Frankfurt (Main). Frankfurt am Main steht beim Bevölkerungsschutz vor einer sicherheitspolitischen Aufholjagd. Während andere Städte längst wieder flächendeckend auf Sirenen setzen, verfügt Hessens größte und am dichtesten besiedelte Stadt derzeit gerade einmal über etwas mehr als ein Dutzend funktionierender Anlagen – und das fast ausschließlich rund um die Industrieparks Höchst und Fechenheim. Für große Teile des Stadtgebiets bedeutet das: Auch beim nächsten landesweiten Warntag im März wird es still bleiben.

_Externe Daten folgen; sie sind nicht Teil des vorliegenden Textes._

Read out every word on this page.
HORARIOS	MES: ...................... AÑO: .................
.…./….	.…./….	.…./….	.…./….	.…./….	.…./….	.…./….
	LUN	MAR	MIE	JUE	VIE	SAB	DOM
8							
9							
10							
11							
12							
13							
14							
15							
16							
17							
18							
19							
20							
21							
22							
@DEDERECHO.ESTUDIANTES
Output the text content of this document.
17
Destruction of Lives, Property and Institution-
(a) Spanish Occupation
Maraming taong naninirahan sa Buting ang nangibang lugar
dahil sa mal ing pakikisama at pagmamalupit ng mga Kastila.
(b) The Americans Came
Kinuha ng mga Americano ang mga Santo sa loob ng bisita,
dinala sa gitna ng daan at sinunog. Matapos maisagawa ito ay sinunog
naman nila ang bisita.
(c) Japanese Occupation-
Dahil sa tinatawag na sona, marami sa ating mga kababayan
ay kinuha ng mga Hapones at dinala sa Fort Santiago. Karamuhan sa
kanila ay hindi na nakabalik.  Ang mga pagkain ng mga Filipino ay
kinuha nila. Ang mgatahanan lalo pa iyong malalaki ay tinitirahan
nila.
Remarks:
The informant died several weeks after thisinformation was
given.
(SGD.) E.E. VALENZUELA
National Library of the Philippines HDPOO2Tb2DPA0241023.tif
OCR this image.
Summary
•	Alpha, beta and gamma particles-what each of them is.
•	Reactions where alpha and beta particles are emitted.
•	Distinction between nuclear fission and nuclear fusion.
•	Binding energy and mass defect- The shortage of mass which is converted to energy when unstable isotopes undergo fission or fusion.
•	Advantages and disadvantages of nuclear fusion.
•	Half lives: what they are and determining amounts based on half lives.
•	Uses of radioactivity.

Diese Lücke soll nun geschlossen werden. Innenminister Roman Poseck (CDU) übergab in der Zentrale der Frankfurter Feuerwehr einen Förderbescheid über 765.000 Euro an Oberbürgermeister Mike Josef (SPD). Das Geld ist Teil eines umfassenden Programms zum Neuaufbau eines stadtweiten Sirenennetzes, das insgesamt mehr als vier Millionen Euro kosten wird.
Auslöser für das Umdenken sind nicht zuletzt reale Krisenszenarien. Feuerwehrchef Markus Röck verwies auf einen großflächigen Stromausfall in Berlin, der kürzlich bei einer Fachtagung thematisiert wurde. „Nach etwa einer halben Stunde waren die Menschen über ihre Handys nicht mehr erreichbar“, berichtet Röck. Zwar verfügen viele Smartphones noch über Akkuleistung, doch Mobilfunkmasten fallen bei längeren Stromausfällen rasch aus. Digitale Warnsysteme stoßen dann an ihre Grenzen – Sirenen hingegen funktionieren unabhängig davon.
Frankfurt hatte seine Sireneninfrastruktur über Jahre hinweg nahezu vollständig abgebaut. Nun muss sie von Grund auf neu entstehen. Auf einer interaktiven Planungskarte sind bereits rund 160 künftige Standorte markiert. Geplant ist, Sirenen auf bestehenden Gebäuden wie Feuerwachen, Schulen und Bürgerhäusern zu installieren. Eigene Masten seien nicht nötig, was den Ausbau vereinfacht und beschleunigt.
Ganz schnell geht es dennoch nicht. Der vollständige Aufbau des Netzes wird sich voraussichtlich bis 2030 hinziehen. Noch in diesem Jahr sollen jedoch die ersten 40 Sirenen montiert werden, voraussichtlich nach den Sommerferien. Die entsprechende Ausschreibung läuft bereits.
Für Innenminister Poseck ist das Projekt ein klarer Zugewinn an Sicherheit. Auch Oberbürgermeister Josef betont die Bedeutung der Investition angesichts wachsender Risiken durch Extremwetter, Industrieunfälle oder großflächige Stromausfälle. Feuerwehrchef Röck richtet zugleich einen Appell an die Bevölkerung: Warnsysteme seien nur dann wirksam, wenn die Menschen auch wissen, wie sie darauf reagieren sollen. „Jeder sollte sich einmal bewusst machen, was zu tun ist, wenn eine Sirene ertönt“, mahnt er.
Frankfurt holt damit nicht nur infrastrukturell auf, sondern stellt sich auch der Realität moderner Krisenlagen – in denen digitale Systeme allein nicht ausreichen.